# Analyzing Data from Multiple Files

## Overview

### Questions

- How can I do the same operations on many different files?

### Objectives

- Use a library function to get a list of filenames that match a wildcard pattern.
- Write a `for` loop to process multiple files.

## Content

#### Check your understanding: plotting differences

Plot the difference between the average inflammations reported in the first and second datasets.

##### Solution

In [None]:
import glob
import numpy
import matplotlib.pyplot

filenames = sorted(glob.glob('inflammation*.csv'))

data0 = numpy.loadtxt(fname=filenames[0], delimiter=',')
data1 = numpy.loadtxt(fname=filenames[1], delimiter=',')

fig = matplotlib.pyplot.figure(figsize=(10.0, 3.0))

matplotlib.pyplot.ylabel('Difference in average')
matplotlib.pyplot.plot(numpy.mean(data0, axis=0) - numpy.mean(data1, axis=0))

fig.tight_layout()
matplotlib.pyplot.show()

#### Check your understanding: generate composite statistics

Use each of the files once to generate a dataset containing values averaged over all patients. Then use pyplot to generate average, max, and min for all patients.

In [None]:
filenames = glob.glob('inflammation*.csv')
composite_data = numpy.zeros((60,40))
for filename in filenames:
    # sum each new file's data into composite_data as it's read
    continue

# and then divide the composite_data by number of samples
composite_data = composite_data / len(filenames)

##### Solution

In [None]:
import glob
import numpy
import matplotlib.pyplot

filenames = glob.glob('inflammation*.csv')
composite_data = numpy.zeros((60,40))

for filename in filenames:
    data = numpy.loadtxt(fname = filename, delimiter=',')
    composite_data = composite_data + data

composite_data = composite_data / len(filenames)
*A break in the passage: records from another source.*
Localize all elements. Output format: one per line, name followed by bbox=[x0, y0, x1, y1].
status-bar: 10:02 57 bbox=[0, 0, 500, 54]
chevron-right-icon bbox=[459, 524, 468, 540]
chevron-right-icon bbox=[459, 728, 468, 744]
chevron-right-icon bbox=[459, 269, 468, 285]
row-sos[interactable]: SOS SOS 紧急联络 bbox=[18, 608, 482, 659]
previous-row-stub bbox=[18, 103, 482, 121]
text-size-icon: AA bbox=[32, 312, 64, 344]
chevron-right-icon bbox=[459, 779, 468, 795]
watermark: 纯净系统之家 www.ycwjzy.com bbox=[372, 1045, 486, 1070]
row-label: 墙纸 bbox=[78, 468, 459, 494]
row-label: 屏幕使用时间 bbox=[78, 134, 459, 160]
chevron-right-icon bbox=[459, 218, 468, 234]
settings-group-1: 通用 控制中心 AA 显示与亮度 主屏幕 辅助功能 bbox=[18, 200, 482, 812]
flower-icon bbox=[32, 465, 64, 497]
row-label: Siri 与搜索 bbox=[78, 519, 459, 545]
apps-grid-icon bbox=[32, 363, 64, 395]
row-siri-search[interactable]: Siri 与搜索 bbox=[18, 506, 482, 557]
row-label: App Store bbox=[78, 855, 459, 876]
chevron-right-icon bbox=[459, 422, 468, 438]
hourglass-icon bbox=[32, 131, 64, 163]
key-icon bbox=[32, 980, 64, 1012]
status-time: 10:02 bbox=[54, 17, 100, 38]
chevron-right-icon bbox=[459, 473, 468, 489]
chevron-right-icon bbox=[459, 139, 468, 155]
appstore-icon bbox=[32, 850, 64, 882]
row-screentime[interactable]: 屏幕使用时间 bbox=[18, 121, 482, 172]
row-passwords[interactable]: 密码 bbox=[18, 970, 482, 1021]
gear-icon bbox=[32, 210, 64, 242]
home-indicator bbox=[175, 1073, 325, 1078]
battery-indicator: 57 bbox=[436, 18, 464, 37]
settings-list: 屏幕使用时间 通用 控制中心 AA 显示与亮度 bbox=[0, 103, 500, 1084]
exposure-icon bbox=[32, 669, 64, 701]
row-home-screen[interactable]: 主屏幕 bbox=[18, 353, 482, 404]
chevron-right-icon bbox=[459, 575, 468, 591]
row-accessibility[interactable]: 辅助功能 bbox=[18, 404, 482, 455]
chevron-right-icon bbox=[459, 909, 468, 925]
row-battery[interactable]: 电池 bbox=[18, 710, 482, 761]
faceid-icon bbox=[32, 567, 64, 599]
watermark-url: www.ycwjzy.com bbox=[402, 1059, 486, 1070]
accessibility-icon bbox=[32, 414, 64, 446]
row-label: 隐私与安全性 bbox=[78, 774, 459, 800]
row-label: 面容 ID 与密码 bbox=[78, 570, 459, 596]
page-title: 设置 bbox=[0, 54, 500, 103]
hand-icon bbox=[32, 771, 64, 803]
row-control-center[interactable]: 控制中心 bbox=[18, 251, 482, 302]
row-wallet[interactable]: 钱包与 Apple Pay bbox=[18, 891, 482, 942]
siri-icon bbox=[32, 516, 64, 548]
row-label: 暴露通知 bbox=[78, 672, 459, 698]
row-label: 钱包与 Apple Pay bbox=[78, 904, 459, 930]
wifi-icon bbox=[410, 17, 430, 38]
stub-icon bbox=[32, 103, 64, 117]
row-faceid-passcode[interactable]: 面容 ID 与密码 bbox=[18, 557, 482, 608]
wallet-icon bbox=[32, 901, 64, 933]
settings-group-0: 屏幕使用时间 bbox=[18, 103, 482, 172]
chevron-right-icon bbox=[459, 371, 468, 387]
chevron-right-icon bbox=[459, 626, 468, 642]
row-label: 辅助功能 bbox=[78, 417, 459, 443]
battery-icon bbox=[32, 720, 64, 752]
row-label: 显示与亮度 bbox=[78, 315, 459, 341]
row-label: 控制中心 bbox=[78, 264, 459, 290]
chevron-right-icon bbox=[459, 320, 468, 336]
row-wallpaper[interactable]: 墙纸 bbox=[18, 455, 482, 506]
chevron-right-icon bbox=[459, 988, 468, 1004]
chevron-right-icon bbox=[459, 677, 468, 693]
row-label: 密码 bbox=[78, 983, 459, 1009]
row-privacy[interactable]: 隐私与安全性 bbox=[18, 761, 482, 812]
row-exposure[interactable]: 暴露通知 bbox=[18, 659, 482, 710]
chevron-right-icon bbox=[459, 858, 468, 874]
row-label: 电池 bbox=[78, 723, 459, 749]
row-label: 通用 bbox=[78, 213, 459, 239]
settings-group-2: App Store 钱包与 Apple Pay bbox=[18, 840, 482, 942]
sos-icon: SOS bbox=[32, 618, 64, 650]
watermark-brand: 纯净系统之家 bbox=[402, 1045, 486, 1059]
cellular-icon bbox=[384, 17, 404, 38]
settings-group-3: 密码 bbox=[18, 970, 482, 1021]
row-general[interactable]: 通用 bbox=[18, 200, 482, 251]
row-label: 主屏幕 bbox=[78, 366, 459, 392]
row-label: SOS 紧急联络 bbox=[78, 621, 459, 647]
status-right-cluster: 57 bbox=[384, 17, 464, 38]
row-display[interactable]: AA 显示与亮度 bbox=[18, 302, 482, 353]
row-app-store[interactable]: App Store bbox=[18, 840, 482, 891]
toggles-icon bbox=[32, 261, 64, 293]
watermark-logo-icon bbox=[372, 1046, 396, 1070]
fig = matplotlib.pyplot.figure(figsize=(10.0, 3.0))

axes1 = fig.add_subplot(1, 3, 1)
axes2 = fig.add_subplot(1, 3, 2)
axes3 = fig.add_subplot(1, 3, 3)

axes1.set_ylabel('average')
axes1.plot(numpy.mean(composite_data, axis=0))

axes2.set_ylabel('max')
axes2.plot(numpy.max(composite_data, axis=0))

axes3.set_ylabel('min')
axes3.plot(numpy.min(composite_data, axis=0))

fig.tight_layout()

matplotlib.pyplot.show()

## Key Points

- Use `glob.glob(pattern)` to create a list of files whose names match a pattern.
- Use `*` in a pattern to match zero or more characters, and `?` to match any single character.